Der Content ist geschrieben, getestet und wurde angepasst, die richtige Zielgruppe wird mit den richtigen Worten angesprochen, die für uns relevanten Informationen werden vermittelt und verstanden und auch die Lesbarkeit ist gut – Zeit also, dass wir uns um die Leserlichkeit kümmern.

Die Leserlichkeit ist von der Norm DIN 1450:2013-04 als »Eigenschaft einer Folge erkennbarer Zeichen, die es ermöglicht, diese Zeichen im Zusammenhang zu erfassen« definiert. Vereinfacht gesagt beschreibt sie, wie gut oder schlecht Informationen objektiv entziffert werden können – abhängig von Einflussfaktoren wie der Schriftart, der Schriftgröße oder dem Layout (Herrmann 2013). Faktoren, die wir uns im Weiteren im Detail ansehen werden.

Typografie trägt wesentlich zum ersten Eindruck unserer Website bei. Sie verstärkt den Charakter unserer Website und unterstreicht die Aussagen unseres Contents. Typografie ist die Körpersprache der Inhalte (Walker 2018).

Sie schafft eine Art Lesevergnügen und macht – richtig angewandt – das Lesen nahezu mühelos. Die Nutzer werden sich beim Lesen wohl fühlen und damit auch die Inhalte bewusster wahrnehmen. Schlecht angewandte Typografie hingegen kann bei den Nutzern schnell zu Frustration führen, die es unbedingt zu vermeiden gilt, da damit eine negative Nutzererfahrung einhergeht (Batagoda 2017). Deshalb sehen wir uns auf den kommenden Seiten an, wie wir mit herausragender Typografie positive User-Experiences schaffen können.

Schriftgröße

Einer der zentralsten Punkte für eine die User-Experience aufwertende Typografie ist tatsächlich die Schriftgröße. 10 Pixel kleine Schriften haben Sinn gemacht, als unsere Bildschirme 640 Pixel breit waren – heutzutage kann man mit so einer Schriftgröße eigentlich nur noch verlieren.

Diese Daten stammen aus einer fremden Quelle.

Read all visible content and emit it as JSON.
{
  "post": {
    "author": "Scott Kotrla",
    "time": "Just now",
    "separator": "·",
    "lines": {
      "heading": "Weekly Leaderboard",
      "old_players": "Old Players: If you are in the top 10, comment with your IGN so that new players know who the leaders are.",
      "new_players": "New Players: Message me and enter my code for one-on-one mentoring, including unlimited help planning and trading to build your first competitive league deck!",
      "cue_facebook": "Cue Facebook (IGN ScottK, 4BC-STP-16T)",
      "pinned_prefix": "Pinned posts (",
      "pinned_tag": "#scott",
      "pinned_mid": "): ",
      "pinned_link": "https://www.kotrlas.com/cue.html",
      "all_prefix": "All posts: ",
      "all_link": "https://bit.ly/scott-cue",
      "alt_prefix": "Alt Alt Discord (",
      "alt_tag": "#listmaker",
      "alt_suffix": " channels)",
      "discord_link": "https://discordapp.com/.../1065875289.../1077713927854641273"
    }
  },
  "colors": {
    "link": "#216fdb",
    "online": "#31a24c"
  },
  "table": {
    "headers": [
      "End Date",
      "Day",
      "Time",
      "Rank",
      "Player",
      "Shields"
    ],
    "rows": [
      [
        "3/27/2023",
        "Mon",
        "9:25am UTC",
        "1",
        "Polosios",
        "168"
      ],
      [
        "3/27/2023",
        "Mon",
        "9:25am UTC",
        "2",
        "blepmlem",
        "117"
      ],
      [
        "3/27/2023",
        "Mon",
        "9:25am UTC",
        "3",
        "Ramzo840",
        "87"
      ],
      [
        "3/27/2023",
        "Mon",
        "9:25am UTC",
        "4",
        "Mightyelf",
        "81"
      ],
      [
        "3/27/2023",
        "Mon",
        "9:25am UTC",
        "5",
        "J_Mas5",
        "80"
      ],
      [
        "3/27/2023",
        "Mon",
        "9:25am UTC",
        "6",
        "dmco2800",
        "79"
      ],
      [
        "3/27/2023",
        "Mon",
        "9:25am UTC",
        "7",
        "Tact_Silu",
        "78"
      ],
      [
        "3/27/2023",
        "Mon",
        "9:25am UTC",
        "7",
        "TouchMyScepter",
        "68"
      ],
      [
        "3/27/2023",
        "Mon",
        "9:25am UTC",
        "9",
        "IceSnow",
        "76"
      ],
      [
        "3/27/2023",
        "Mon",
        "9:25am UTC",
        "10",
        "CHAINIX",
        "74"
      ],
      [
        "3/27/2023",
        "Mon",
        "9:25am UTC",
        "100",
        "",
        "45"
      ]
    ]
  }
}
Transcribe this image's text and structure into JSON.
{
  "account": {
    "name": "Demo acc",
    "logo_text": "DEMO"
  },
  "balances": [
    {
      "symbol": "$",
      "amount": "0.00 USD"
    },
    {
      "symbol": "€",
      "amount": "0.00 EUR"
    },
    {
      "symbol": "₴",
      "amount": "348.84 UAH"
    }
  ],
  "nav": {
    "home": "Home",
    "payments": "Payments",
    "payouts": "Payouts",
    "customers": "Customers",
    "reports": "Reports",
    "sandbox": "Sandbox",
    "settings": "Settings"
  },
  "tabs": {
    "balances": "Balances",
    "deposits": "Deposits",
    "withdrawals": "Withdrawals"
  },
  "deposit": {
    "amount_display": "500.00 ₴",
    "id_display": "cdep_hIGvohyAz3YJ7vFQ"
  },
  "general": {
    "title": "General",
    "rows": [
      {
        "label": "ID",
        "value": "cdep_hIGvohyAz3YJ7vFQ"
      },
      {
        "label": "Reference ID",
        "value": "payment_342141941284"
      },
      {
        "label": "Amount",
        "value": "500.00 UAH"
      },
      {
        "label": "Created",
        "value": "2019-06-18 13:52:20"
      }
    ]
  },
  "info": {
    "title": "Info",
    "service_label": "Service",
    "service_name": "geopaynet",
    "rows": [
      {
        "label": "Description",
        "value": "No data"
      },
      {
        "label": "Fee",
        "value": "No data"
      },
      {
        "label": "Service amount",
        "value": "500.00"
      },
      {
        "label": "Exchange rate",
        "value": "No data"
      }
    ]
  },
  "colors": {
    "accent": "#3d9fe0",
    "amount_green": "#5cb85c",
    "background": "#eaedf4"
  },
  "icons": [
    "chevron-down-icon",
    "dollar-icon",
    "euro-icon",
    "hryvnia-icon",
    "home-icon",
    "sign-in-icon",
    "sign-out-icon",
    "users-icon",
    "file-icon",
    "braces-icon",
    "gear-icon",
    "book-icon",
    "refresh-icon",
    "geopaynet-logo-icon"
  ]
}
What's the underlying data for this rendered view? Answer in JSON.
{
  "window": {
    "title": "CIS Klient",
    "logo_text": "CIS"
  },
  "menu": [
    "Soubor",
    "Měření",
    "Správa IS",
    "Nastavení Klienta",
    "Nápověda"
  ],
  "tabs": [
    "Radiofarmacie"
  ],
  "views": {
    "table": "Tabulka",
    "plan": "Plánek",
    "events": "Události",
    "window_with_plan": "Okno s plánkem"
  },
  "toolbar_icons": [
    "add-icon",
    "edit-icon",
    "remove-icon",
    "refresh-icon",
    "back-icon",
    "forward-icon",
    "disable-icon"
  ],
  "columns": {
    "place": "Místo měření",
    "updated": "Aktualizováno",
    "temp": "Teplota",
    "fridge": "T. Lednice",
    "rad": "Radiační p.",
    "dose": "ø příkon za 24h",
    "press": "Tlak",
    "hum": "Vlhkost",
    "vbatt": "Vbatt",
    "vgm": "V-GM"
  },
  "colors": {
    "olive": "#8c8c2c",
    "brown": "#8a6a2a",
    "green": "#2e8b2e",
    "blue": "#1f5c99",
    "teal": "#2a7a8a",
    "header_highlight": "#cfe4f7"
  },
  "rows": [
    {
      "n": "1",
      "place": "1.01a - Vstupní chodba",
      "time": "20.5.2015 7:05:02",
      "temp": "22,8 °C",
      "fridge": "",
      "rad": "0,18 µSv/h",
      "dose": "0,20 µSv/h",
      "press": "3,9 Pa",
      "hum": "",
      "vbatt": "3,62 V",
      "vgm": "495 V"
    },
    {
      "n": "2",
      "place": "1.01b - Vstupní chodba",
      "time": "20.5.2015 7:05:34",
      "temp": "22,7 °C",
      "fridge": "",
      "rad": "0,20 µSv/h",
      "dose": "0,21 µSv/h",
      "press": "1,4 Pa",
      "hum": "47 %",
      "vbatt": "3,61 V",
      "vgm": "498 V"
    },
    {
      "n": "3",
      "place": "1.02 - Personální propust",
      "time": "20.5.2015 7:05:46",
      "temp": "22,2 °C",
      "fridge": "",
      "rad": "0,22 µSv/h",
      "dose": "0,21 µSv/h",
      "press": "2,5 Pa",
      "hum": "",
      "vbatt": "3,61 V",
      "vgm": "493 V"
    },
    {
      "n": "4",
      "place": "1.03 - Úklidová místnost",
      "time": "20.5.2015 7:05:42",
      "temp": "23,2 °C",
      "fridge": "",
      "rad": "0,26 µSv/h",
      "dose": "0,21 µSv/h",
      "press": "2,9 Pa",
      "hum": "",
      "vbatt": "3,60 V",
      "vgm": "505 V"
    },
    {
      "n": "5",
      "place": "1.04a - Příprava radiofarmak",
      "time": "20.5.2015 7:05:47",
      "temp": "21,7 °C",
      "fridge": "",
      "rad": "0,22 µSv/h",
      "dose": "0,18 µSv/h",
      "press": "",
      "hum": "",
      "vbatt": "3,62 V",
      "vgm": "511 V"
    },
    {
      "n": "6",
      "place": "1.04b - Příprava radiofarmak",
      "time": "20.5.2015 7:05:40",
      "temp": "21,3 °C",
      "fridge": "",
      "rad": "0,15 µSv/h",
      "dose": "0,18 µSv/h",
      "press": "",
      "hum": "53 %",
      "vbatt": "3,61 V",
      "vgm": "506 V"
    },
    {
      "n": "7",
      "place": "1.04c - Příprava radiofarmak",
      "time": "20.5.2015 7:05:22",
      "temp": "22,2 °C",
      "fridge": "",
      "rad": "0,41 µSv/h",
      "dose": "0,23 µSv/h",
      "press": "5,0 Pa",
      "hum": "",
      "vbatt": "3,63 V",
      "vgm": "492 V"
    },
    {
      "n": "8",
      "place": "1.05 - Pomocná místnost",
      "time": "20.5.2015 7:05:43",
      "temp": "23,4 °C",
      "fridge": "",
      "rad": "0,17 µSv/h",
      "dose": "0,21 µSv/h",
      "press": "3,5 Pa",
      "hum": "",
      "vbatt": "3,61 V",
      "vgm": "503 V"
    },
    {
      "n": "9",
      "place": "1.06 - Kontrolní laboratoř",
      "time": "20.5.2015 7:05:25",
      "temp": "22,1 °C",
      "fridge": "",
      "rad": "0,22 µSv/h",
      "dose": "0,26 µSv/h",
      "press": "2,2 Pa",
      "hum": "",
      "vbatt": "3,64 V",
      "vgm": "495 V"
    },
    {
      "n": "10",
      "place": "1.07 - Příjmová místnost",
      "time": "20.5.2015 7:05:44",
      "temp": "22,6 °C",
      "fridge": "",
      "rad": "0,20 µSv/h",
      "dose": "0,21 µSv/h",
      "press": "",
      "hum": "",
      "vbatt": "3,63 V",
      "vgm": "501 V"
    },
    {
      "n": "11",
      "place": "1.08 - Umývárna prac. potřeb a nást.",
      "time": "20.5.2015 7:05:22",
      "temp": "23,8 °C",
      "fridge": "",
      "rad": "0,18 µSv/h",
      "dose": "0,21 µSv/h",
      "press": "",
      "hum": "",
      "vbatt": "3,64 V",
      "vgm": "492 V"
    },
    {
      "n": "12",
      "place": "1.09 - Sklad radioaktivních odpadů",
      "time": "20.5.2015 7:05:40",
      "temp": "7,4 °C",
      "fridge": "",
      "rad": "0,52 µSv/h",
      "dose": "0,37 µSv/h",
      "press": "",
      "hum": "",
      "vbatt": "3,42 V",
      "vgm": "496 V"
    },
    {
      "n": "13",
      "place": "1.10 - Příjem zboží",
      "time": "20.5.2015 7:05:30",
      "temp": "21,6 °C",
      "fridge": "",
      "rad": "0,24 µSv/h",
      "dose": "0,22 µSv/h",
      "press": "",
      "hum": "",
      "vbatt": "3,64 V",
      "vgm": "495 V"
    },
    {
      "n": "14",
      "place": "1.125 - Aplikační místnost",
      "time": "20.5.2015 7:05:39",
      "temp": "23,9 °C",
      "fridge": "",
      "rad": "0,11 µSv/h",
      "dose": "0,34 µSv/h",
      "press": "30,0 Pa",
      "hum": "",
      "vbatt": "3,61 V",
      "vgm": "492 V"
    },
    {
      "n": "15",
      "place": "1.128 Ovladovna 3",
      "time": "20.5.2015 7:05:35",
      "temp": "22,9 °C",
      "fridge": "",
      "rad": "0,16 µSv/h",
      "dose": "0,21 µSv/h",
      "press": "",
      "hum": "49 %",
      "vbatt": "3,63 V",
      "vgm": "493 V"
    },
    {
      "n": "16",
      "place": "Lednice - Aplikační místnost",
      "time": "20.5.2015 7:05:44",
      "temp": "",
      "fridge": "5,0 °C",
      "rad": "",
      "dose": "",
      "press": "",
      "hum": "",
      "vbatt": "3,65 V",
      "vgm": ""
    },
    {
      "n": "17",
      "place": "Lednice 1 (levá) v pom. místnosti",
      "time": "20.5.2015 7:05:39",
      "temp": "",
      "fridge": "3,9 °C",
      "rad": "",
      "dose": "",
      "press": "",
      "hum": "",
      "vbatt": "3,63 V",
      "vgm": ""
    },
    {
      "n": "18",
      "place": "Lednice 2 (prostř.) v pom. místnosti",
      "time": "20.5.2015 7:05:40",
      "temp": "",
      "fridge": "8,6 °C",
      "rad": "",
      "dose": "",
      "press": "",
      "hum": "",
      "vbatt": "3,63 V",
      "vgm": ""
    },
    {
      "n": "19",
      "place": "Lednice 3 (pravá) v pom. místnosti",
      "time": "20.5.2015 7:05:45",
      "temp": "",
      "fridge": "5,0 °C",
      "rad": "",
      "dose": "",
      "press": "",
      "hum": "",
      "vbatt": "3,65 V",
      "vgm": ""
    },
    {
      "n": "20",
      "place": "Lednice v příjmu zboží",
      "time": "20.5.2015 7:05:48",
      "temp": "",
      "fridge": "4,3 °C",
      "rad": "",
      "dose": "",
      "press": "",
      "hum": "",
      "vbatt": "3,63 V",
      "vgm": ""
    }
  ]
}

So mancher würde nun möglicherweise argumentieren, dass man mit kleinen Schriften den Nutzern das Scrollen erspart und man ohnehin auch immer zoomen kann. Zu ersterem sei gesagt, dass Studien mittlerweile belegen, dass wir uns als User-Experience-Designer keine Gedanken darüber machen müssen, ob wir dies den Nutzern zumuten können (Harrison 2017). Denn wir können. Und wir sollten. Auch Bücher muten es den Lesern zu, hin und wieder umblättern zu müssen, für den »Luxus«, Text in einer Größe vor sich zu haben, der aus einer angenehmen Entfernung leicht leserlich ist.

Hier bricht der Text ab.